Off the Board, Opinion

Life in a patterned shirt isn’t so bad

At the beginning of the fall semester, I went thrifting. Alone. 

I spent a couple of hours walking through aisles, paging through shirts and sweaters before deciding on three button-down shirts: One plaid, one polka-dot, one gingham. They were the first patterned shirts that I’ve owned since the first grade. 

I don’t know how it started. I have often wondered to what extent my gravitation toward men’s clothing was simply a case of internalized misogyny. I must have seen the bright pink colour my parents had naively painted my childhood bedroom, soaked in the gender narratives my grandparents, my cartoons, and my toys produced. I took one look and said “nope.” 
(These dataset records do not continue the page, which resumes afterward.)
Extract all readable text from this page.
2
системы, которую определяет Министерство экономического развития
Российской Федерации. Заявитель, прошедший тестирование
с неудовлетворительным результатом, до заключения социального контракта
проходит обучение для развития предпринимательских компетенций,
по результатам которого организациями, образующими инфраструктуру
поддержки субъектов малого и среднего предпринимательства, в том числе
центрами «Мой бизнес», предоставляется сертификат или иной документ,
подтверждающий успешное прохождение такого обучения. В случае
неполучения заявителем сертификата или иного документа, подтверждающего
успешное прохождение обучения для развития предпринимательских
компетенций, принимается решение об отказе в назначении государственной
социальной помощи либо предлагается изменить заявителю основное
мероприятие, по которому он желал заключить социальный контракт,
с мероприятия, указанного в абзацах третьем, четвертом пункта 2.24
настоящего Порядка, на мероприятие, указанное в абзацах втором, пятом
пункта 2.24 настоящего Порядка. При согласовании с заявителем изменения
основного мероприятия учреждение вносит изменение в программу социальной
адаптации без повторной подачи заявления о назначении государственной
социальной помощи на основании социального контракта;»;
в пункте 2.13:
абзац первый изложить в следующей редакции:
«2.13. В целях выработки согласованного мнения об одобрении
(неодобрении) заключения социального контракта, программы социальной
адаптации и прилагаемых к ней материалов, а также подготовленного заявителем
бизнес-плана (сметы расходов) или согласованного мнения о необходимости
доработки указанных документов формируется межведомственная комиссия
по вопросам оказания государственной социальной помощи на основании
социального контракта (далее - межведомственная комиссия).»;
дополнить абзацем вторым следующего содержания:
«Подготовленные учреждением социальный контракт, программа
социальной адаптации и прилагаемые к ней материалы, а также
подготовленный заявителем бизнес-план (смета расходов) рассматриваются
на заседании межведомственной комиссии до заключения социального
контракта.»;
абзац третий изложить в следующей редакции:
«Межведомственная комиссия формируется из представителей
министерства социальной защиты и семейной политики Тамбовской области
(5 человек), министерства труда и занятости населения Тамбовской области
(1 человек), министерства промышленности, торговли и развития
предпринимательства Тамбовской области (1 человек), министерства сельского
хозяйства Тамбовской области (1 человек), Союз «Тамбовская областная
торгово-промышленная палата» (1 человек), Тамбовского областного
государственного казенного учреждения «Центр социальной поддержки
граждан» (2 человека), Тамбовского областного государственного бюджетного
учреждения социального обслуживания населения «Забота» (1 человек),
You can see the shift in my family photos: Sitting peacefully in a white dress in a mall-photo-studio seashell at age two transformed to shorts and a polo at age three, tuxedo and Converse at age five. 

At some level, there were a couple of happy years spent in that tux, where I didn’t worry about my body or my hair, about the complexities of gender expression in modern America, or what people must have thought of me when I wore that clip-on necktie to kindergarten. 

But as I got older, instances of gendered expectation began to intrude into my childhood mind. The pink underwear. The American flag bikini offered to me one Fourth of July. Even the suggestion of a heart-shaped sticker on the cover of my English notebook. 

Shopping was always the moment which brought this conflict to the forefront: For the rest of the year, I could play Minecraft and try not to think about it too deeply, but on shopping days, I confronted the gendered adult world head-on. And so I chose the most nondescript pants I could find. I shopped in the school uniform section of the store, going plain and simple and sticking to the default—of course, meaning male. 

Gradually, patterned clothes disappeared from my closet, swimsuits were off the table, and by middle school, only the black pants and button-downs remained. 

Somehow, I had transformed my gender confusion into a presentation of stubbornness and rigidity. Classmates, teachers, and friends asked me how I could cope with the tedium of wearing the same thing every day. I said that it just worked for me. I did not tell them that it was too stressful to imagine doing anything else. 

Gym class began to unravel this precarious system of dressing. While the clothing policy was flexibly enforced, I quickly discovered that you got 20 per cent off of your grade for wearing a button-down during volleyball. I sheepishly approached my mom after school: We needed to go to the store and buy a T-shirt. 

So, standing there, last pick for the dodgeball team, I showed my arms in public for the very first time. 

And yet, after my 45 minutes of dodgeball were over, I realized I had stumbled upon an opportunity. I left my button-down unbuttoned on top of that gym T-shirt on my way to geometry class. I didn’t die. I felt ashamed of how small a step this was, and how big of a step it felt like. 

I began to push the boundaries in ways that felt too feeble to admit to people at the time. The next summer, I bought a pair of jeans. This year, a patterned shirt.

I realize now that the problem was not that I was stubborn, or inflexible, or any of the things I thought I was during that gym class. It was that I was unhappy. I don’t know if I’ll ever get to a place where I feel comfortable enough to wear a dress, but I don’t know if I care, either. 

What I do know is that walking around in my polka-dotted shirt, a pair of Converse, and the occasional hoodie, I feel more at peace than I did as that kid in that uniform. 

I still put off shopping for as long as I can. But I did go thrifting again last Saturday, and I added a pink sweater to the rotation.